I have to confess that my surveillance has not been all it should be just recently, but when did Spooks get so preposterous? I don't mean good-preposterous either, that we-know-that-you-know-we-know deal that several popular programmes strike with their audience. I mean insulting-preposterous, such an offhand lash-up of improbability and nonsense that you feel humiliated to watch it. When the team needed to fool a terrorist into thinking that the television programme was still being broadcast live, it took them about three minutes to set up a direct satellite feed into the house he'd scuttled off to. Either they really thought you wouldn't notice the absurdity, or they just don't care, neither of which are good for the amour-propre.

They're such rubbish spies as well, prone to the kind of probationer's mistakes that you learn to avoid just by reading Robert Ludlum novels. Ros let someone slip a bug into her handbag despite the fact that the two women were alone in a wind-swept plaza (what kind of weird body-space invasion did that involve?) and Adam placidly assumed that the bad guy had been incapacitated by a single shot, rather than taking out the standard double-tap insurance policy of an extra bullet to the head. Frankly, you wouldn't trust them to supervise inter-office mailing, let alone the serious cutting-edge stuff.

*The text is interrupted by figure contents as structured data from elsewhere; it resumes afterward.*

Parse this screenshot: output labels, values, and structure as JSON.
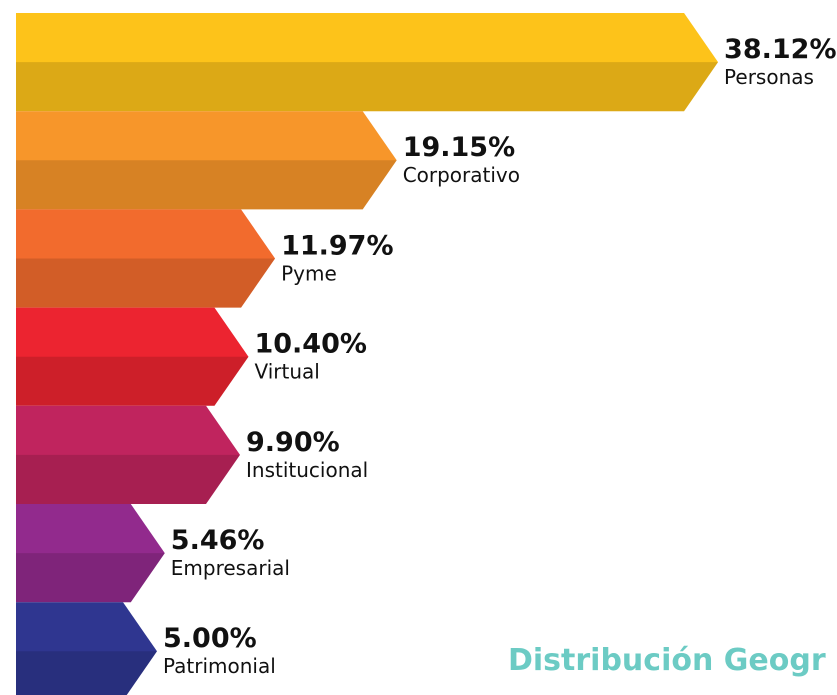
{
  "chart_data": {
    "type": "bar",
    "orientation": "horizontal",
    "categories": [
      "Personas",
      "Corporativo",
      "Pyme",
      "Virtual",
      "Institucional",
      "Empresarial",
      "Patrimonial"
    ],
    "values": [
      38.12,
      19.15,
      11.97,
      10.4,
      9.9,
      5.46,
      5.0
    ],
    "value_labels": [
      "38.12%",
      "19.15%",
      "11.97%",
      "10.40%",
      "9.90%",
      "5.46%",
      "5.00%"
    ],
    "colors": [
      "#fdc31a",
      "#f7962a",
      "#f26b2d",
      "#ec2430",
      "#c0245e",
      "#922a8d",
      "#2f3690"
    ],
    "annotation": "Distribución Geogr"
  }
}
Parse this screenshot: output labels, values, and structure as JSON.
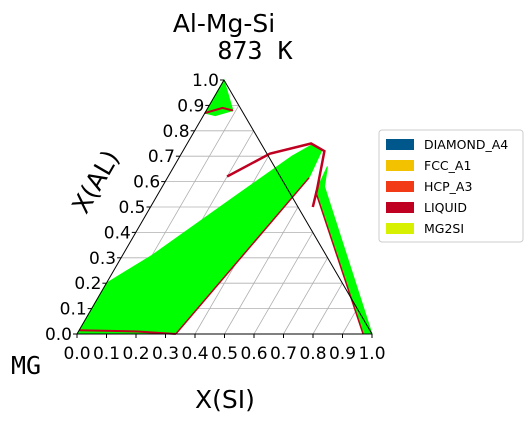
{
  "chart_data": {
    "type": "ternary-phase-diagram",
    "title": "Al-Mg-Si",
    "subtitle": "873  K",
    "corner_label": "MG",
    "xlabel": "X(SI)",
    "ylabel": "X(AL)",
    "x_ticks": [
      "0.0",
      "0.1",
      "0.2",
      "0.3",
      "0.4",
      "0.5",
      "0.6",
      "0.7",
      "0.8",
      "0.9",
      "1.0"
    ],
    "y_ticks": [
      "0.0",
      "0.1",
      "0.2",
      "0.3",
      "0.4",
      "0.5",
      "0.6",
      "0.7",
      "0.8",
      "0.9",
      "1.0"
    ],
    "xlim": [
      0,
      1
    ],
    "ylim": [
      0,
      1
    ],
    "grid": true,
    "legend_position": "right",
    "legend": [
      {
        "name": "DIAMOND_A4",
        "color": "#00578c"
      },
      {
        "name": "FCC_A1",
        "color": "#f2c100"
      },
      {
        "name": "HCP_A3",
        "color": "#f23a17"
      },
      {
        "name": "LIQUID",
        "color": "#c00020"
      },
      {
        "name": "MG2SI",
        "color": "#d7f000"
      }
    ],
    "region_color": "#00ff00",
    "boundary_color": "#c00020",
    "regions": [
      {
        "name": "two-phase-left",
        "points": [
          [
            0.0,
            0.0
          ],
          [
            0.335,
            0.0
          ],
          [
            0.48,
            0.615
          ],
          [
            0.47,
            0.72
          ],
          [
            0.425,
            0.745
          ],
          [
            0.38,
            0.7
          ],
          [
            0.25,
            0.52
          ],
          [
            0.1,
            0.31
          ],
          [
            0.0,
            0.2
          ]
        ]
      },
      {
        "name": "two-phase-right",
        "points": [
          [
            0.52,
            0.66
          ],
          [
            0.55,
            0.58
          ],
          [
            1.0,
            0.0
          ],
          [
            0.97,
            0.0
          ],
          [
            0.53,
            0.56
          ]
        ]
      },
      {
        "name": "al-corner",
        "points": [
          [
            0.0,
            0.87
          ],
          [
            0.0,
            1.0
          ],
          [
            0.09,
            0.88
          ],
          [
            0.04,
            0.86
          ]
        ]
      }
    ],
    "liquidus": [
      [
        0.2,
        0.62
      ],
      [
        0.3,
        0.71
      ],
      [
        0.42,
        0.75
      ],
      [
        0.48,
        0.72
      ],
      [
        0.5,
        0.66
      ],
      [
        0.53,
        0.57
      ],
      [
        0.55,
        0.5
      ]
    ],
    "al_corner_boundary": [
      [
        0.0,
        0.87
      ],
      [
        0.05,
        0.89
      ],
      [
        0.09,
        0.88
      ]
    ]
  }
}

As for Monday's Monarchy: the Royal Family at Work, that came across as seriously sexed-down - proof of how the presence of Her Majesty can reduce the brains of even quite intelligent people to Windsor soup - but still an anticlimactic sequel to the hysterical melodrama that preceded it. They got the photo-shoot out of the way first of all, revealing, for anybody who was still anxious about the matter, that whichever way you run the footage, there's no question that the Queen was feeling a little brusque that day, a fact that rather got lost in all the wild accusations about "fakery". But what followed couldn't justify the length the BBC had given it. It was mildly diverting to watch President Bush wittering idiotically about Barney the White House dog, but rather too much of a good thing to then have a minor White House functionary expatiate about what fun it is to play golf with Barney. And the state visits were no more fun to watch than they must be to experience. I abdicated half-way through, and felt a grudging respect for the fact that the Queen didn't do the same 40 years ago.

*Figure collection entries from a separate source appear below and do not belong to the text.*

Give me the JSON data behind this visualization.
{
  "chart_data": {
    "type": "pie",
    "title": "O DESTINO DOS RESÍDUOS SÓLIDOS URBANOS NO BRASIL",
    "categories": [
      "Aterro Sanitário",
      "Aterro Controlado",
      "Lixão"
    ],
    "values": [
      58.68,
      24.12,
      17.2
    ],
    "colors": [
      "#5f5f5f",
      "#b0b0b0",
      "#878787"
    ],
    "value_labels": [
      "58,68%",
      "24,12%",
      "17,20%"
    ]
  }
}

Sex in the Noughties: Dear Deidre introduced us to the work of The Sun's agony aunt, a woman who has been giving sex advice to the paper's readers for more than 27 years. For which read "giving a bit of lunchtime titillation to truck drivers in the guise of relationship guidance". Deidre had notionally identified seven "shocking" new trends in sexual behaviour in the new century, each of which supplied the excuse for mildly lubricious confessions, including that of Angelica, who has casual sex with strangers, though it doesn't sound nearly casual enough to me. "I have a seven-minute rule," she explained. "Basically, if you can't make me come in seven minutes, then you're horrible."

Deidre blamed the internet and changed attitudes to female sexuality for a new, coarsely physical approach to sexual pleasure. It doesn't seem to have crossed her mind that she might be part of the problem. At one point, the image cut to a woman directing a photo-shoot. "Right, let's have a lesbian romp, in a position we haven't had before," she said. You assumed she was involved in home-made porn, but it turned out she was photographing Deidre's Casebook, the glamour- model photo-strip that fleshes out the column for Deidre's slower readers. No wonder there's been a boom in three-in-a-bed sex, dogging and swinging. People are reading Deidre and thinking "everybody else seems to be at it... perhaps we should have a dabble too".